Kargo Kültü, Strauss’tan “Sudanlı Nuerler kısır kadını erkek sayarlar. ‘Amca’ sıfatıyla bu kadın…” alıntısıyla başlıyor. Hepimiz Yamyamız’da Strauss, yukarıdaki alıntının devamındaki bölümde, birbirinden uzakta kimseyi rahatsız etmeden var olabilen bağdaşmaz örf ve adetlerin aniden karşılaştığında birbiriyle çarpıştığını ve bütün halkların aynı kültürel modele özendiği birörnekleştirilmiş bir dünyaya evrildiğinden, dolayısıyla halklar arasında farklılıklara yer kalmadığından[1] söz ediyor.
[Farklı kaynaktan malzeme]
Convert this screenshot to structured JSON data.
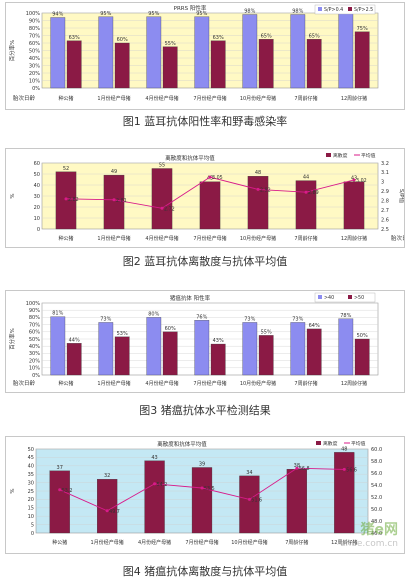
{
  "captions": {
    "fig1": "图1 蓝耳抗体阳性率和野毒感染率",
    "fig2": "图2 蓝耳抗体离散度与抗体平均值",
    "fig3": "图3 猪瘟抗体水平检测结果",
    "fig4": "图4 猪瘟抗体离散度与抗体平均值"
  },
  "watermark": {
    "text": "猪e网",
    "url": "zhue.com.cn"
  },
  "colors": {
    "blue": "#8c8cf0",
    "maroon": "#8b1a45",
    "magenta": "#d81b8a",
    "bg1": "#fff9c4",
    "bg4": "#c4e8f4"
  },
  "chart_data": [
    {
      "type": "bar",
      "title": "PRRS 阳性率",
      "ylabel": "百分率%",
      "xlabel": "胎次日龄",
      "categories": [
        "种公猪",
        "1月份经产母猪",
        "4月份经产母猪",
        "7月份经产母猪",
        "10月份经产母猪",
        "7周龄仔猪",
        "12周龄仔猪"
      ],
      "series": [
        {
          "name": "S/P>0.4",
          "values": [
            94,
            95,
            95,
            95,
            98,
            98,
            100
          ],
          "labels": [
            "94%",
            "95%",
            "95%",
            "95%",
            "98%",
            "98%",
            "100%"
          ]
        },
        {
          "name": "S/P>2.5",
          "values": [
            63,
            60,
            55,
            63,
            65,
            65,
            75
          ],
          "labels": [
            "63%",
            "60%",
            "55%",
            "63%",
            "65%",
            "65%",
            "75%"
          ]
        }
      ],
      "ylim": [
        0,
        100
      ],
      "yticks": [
        "0%",
        "10%",
        "20%",
        "30%",
        "40%",
        "50%",
        "60%",
        "70%",
        "80%",
        "90%",
        "100%"
      ]
    },
    {
      "type": "bar",
      "title": "离散度和抗体平均值",
      "ylabel": "%",
      "ylabel_right": "S/P值",
      "xlabel": "胎次日龄",
      "categories": [
        "种公猪",
        "1月份经产母猪",
        "4月份经产母猪",
        "7月份经产母猪",
        "10月份经产母猪",
        "7周龄仔猪",
        "12周龄仔猪"
      ],
      "series": [
        {
          "name": "离散度",
          "type": "bar",
          "values": [
            52,
            49,
            55,
            43,
            48,
            44,
            43
          ],
          "labels": [
            "52",
            "49",
            "55",
            "43",
            "48",
            "44",
            "43"
          ]
        },
        {
          "name": "平均值",
          "type": "line",
          "axis": "right",
          "values": [
            2.82,
            2.81,
            2.72,
            3.05,
            2.92,
            2.89,
            3.02
          ],
          "labels": [
            "2.82",
            "2.81",
            "2.72",
            "3.05",
            "2.92",
            "2.89",
            "3.02"
          ]
        }
      ],
      "ylim": [
        0,
        60
      ],
      "ylim_right": [
        2.5,
        3.2
      ],
      "yticks": [
        "0",
        "10",
        "20",
        "30",
        "40",
        "50",
        "60"
      ],
      "yticks_right": [
        "2.5",
        "2.6",
        "2.7",
        "2.8",
        "2.9",
        "3",
        "3.1",
        "3.2"
      ]
    },
    {
      "type": "bar",
      "title": "猪瘟抗体 阳性率",
      "ylabel": "百分率%",
      "xlabel": "胎次日龄",
      "categories": [
        "种公猪",
        "1月份经产母猪",
        "4月份经产母猪",
        "7月份经产母猪",
        "10月份经产母猪",
        "7周龄仔猪",
        "12周龄仔猪"
      ],
      "series": [
        {
          "name": ">40",
          "values": [
            81,
            73,
            80,
            76,
            73,
            73,
            78
          ],
          "labels": [
            "81%",
            "73%",
            "80%",
            "76%",
            "73%",
            "73%",
            "78%"
          ]
        },
        {
          "name": ">50",
          "values": [
            44,
            53,
            60,
            43,
            55,
            64,
            50
          ],
          "labels": [
            "44%",
            "53%",
            "60%",
            "43%",
            "55%",
            "64%",
            "50%"
          ]
        }
      ],
      "ylim": [
        0,
        100
      ],
      "yticks": [
        "0%",
        "10%",
        "20%",
        "30%",
        "40%",
        "50%",
        "60%",
        "70%",
        "80%",
        "90%",
        "100%"
      ]
    },
    {
      "type": "bar",
      "title": "离散度和抗体平均值",
      "ylabel": "%",
      "categories": [
        "种公猪",
        "1月份经产母猪",
        "4月份经产母猪",
        "7月份经产母猪",
        "10月份经产母猪",
        "7周龄仔猪",
        "12周龄仔猪"
      ],
      "series": [
        {
          "name": "离散度",
          "type": "bar",
          "values": [
            37,
            32,
            43,
            39,
            34,
            38,
            48
          ],
          "labels": [
            "37",
            "32",
            "43",
            "39",
            "34",
            "38",
            "48"
          ]
        },
        {
          "name": "平均值",
          "type": "line",
          "axis": "right",
          "values": [
            53.2,
            49.7,
            54.2,
            53.5,
            51.6,
            56.8,
            56.6
          ],
          "labels": [
            "53.2",
            "49.7",
            "54.2",
            "53.5",
            "51.6",
            "56.8",
            "56.6"
          ]
        }
      ],
      "ylim": [
        0,
        50
      ],
      "ylim_right": [
        46,
        60
      ],
      "yticks": [
        "0",
        "5",
        "10",
        "15",
        "20",
        "25",
        "30",
        "35",
        "40",
        "45",
        "50"
      ],
      "yticks_right": [
        "46.0",
        "48.0",
        "50.0",
        "52.0",
        "54.0",
        "56.0",
        "58.0",
        "60.0"
      ]
    }
  ]
}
Senin şiirinde bu durum nasıl konumlanıyor?

065_kargokultu_kapakKitabıma adını veren kavram, kargo kültü, eşit güce sahip olmayan bu farklı kültürlerin karşılaştığı an meydana gelen travmatik etkiyi tarif ediyor en başta. Kitabı oluşturan şiirlerimin önemli bir kısmının hayat bulduğu ortam, hiçbir aidiyet hissetmememe rağmen temsilcisi kabul edildiğim bir “ileri” kültürün, baskısı altında mücadele eden çetin bir coğrafyayla girdiği tepkimelerdi. Ana dilini konuşma hakkını bile yeni elde etmiş ve ana dilde eğitim hakkı için uğraş veren insanlara, kendi ana dilim de olmayan bir dili öğretmek amacıyla orada bulunmam ironikti. Öğretmeye gitmiştim ama öğrenen bendim. Bu coşkuyla, bu yeni kültürün büyük emeklerle elde edilmiş kazanımlarına, şiirlerimle duygudaşlık etmeye çalıştım. Örneğin Bazid, Doğubayazıt’a, yaşayanlarınca verilmiş isimdir. Elbette, kültürü sadece bir toplumu diğerinden soyutlayan örüntülerin oluşturmadığını, örüntü dışı sıçramaların da kültüre katkıda bulunduğunu gözden kaçırmamak gerekir. Strauss’un devreye girdiği nokta burası. Bir kültürün kendini ifade hakkı kadar değişim-dönüşüm hakkı da vardır, Kürt sorunu kadar Kürt toplumunda kadın sorunu da vardır. Olayların bu karmaşıklığı, yoğunlukla bir psiko-coğrafya ürünü olan şiirlerime de yansımıştır.

 

Şiirdeki deneysel imkanların açtığı alanda, şiirlerin avangard bir yapıya bürünüyor. Bu deneysellik, okura bir oyun alanı yaratıyor ve onu çözülmesi gereken anlam katmanlarına çağırıyor. Senin okuru çekmek istediğin yer burası mı?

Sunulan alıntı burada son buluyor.